Натягиваю одеяло, сворачиваюсь в клубок. Трусы мокрые, простыня сбита, на подушке вмятина от зубов.
Двадцать лет. Ни одного поцелуя. Ни одного мужчины ближе вытянутой руки. КамиПанда флиртует с чатом на тысячу человек, отшивает фанатов, поёт так, что у чужих людей мурашки. А Камилла лежит в темноте, мокрая и злая, и вся её близость с мужчиной — ворованное дыхание через картонную стену, без лица и без имени.
Закрываю глаза.
В голове его голос. Не тот, что за стеной. Тот, что из библиотеки.

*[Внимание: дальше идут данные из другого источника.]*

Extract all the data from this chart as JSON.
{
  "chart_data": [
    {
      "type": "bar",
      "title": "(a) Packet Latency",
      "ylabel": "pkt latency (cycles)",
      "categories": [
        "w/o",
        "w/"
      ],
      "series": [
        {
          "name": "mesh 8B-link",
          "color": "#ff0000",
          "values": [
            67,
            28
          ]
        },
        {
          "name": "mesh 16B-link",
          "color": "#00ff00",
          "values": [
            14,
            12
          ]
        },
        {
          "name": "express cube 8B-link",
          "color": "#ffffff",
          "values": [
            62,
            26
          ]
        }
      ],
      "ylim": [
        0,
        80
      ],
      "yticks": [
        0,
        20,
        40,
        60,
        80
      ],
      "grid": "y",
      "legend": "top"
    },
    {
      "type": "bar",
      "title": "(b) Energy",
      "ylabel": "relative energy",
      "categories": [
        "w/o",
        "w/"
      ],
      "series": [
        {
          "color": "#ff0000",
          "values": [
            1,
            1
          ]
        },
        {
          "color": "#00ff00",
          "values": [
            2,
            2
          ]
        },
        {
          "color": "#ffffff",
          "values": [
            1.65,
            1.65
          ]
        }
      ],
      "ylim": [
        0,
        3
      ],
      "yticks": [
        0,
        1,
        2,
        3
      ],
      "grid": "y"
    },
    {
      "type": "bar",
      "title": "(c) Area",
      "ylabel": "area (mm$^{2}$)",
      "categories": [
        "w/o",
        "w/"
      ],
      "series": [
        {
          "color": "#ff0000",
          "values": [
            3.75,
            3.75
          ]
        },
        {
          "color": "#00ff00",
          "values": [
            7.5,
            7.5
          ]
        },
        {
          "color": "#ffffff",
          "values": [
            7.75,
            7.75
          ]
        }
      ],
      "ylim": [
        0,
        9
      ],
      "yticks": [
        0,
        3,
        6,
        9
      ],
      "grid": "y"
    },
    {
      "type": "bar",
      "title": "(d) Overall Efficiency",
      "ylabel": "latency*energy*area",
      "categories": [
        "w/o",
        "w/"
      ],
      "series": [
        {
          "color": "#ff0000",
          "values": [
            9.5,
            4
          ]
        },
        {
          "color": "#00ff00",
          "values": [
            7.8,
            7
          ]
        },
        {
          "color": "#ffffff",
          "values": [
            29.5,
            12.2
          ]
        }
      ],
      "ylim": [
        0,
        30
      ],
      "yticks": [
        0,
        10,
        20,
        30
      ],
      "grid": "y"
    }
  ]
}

«Только по будням. По выходным терпимый. Иногда даже приятный. Но это не точно».
И уже на грани сна, где мысли расплываются, до меня доходит, что самое страшное не то, что я кончила под чужие стоны. Самое страшное, что с закрытыми глазами я видела не безликого соседа. Я видела руки. Конкретные. Татуированные. С белыми шрамами на костяшках.
Засыпаю злая. С нитками пододеяльника под ногтями и привкусом наволочки на зубах.
Глава 6. Рэм: Двигатель
Столовая в полдень пахнет разваренной гречкой и котлетами, которые здесь зачем-то называют «домашними», хотя ни одна нормальная мать не признала бы это родство даже под присягой. Свора занимает угловой стол у окна, и это место давно перестало быть предметом переговоров. Остальные студенты обтекают его, как река обтекает валуны, не из страха, а по привычке: пять парней, которые едят громко, смеются громче и занимают пространство целиком, отбивают аппетит у тех, кто привык обедать в тишине.
Санёк уже разложился с двумя подносами: второй «для Маратика, он опаздывает, а я забочусь о близких», и рассказывает, размахивая вилкой, на которую нанизана сосиска, с энтузиазмом дирижёра, получившего в руки не палочку, а тупое оружие. Дэн слушает с выражением снисходительного терпения, которое он, видимо, репетировал перед зеркалом, потому что оно у него идеальное: голова чуть набок, бровь приподнята, уголок рта на грани улыбки и приговора. Маратик пришёл вовремя, несмотря на прогноз Санька, забрал свой поднос, сказал «спасибо» и раскрыл книгу, подперев её стаканом с чаем. Сегодня Камю, если судить по блёклой обложке, хотя я постоянно путаю его с Сартром, и Маратик терпеливо объясняет разницу, а я каждый раз забываю. Этот цикл повторяется третий год с неизменным постоянством. Лёха сидит с краю, скетчбук на коленях, карандаш в пальцах, голова опущена, в своём обычном режиме молчаливого присутствия, когда он вроде бы здесь, с нами, но одновременно в собственном пространстве, куда пускают только по приглашению.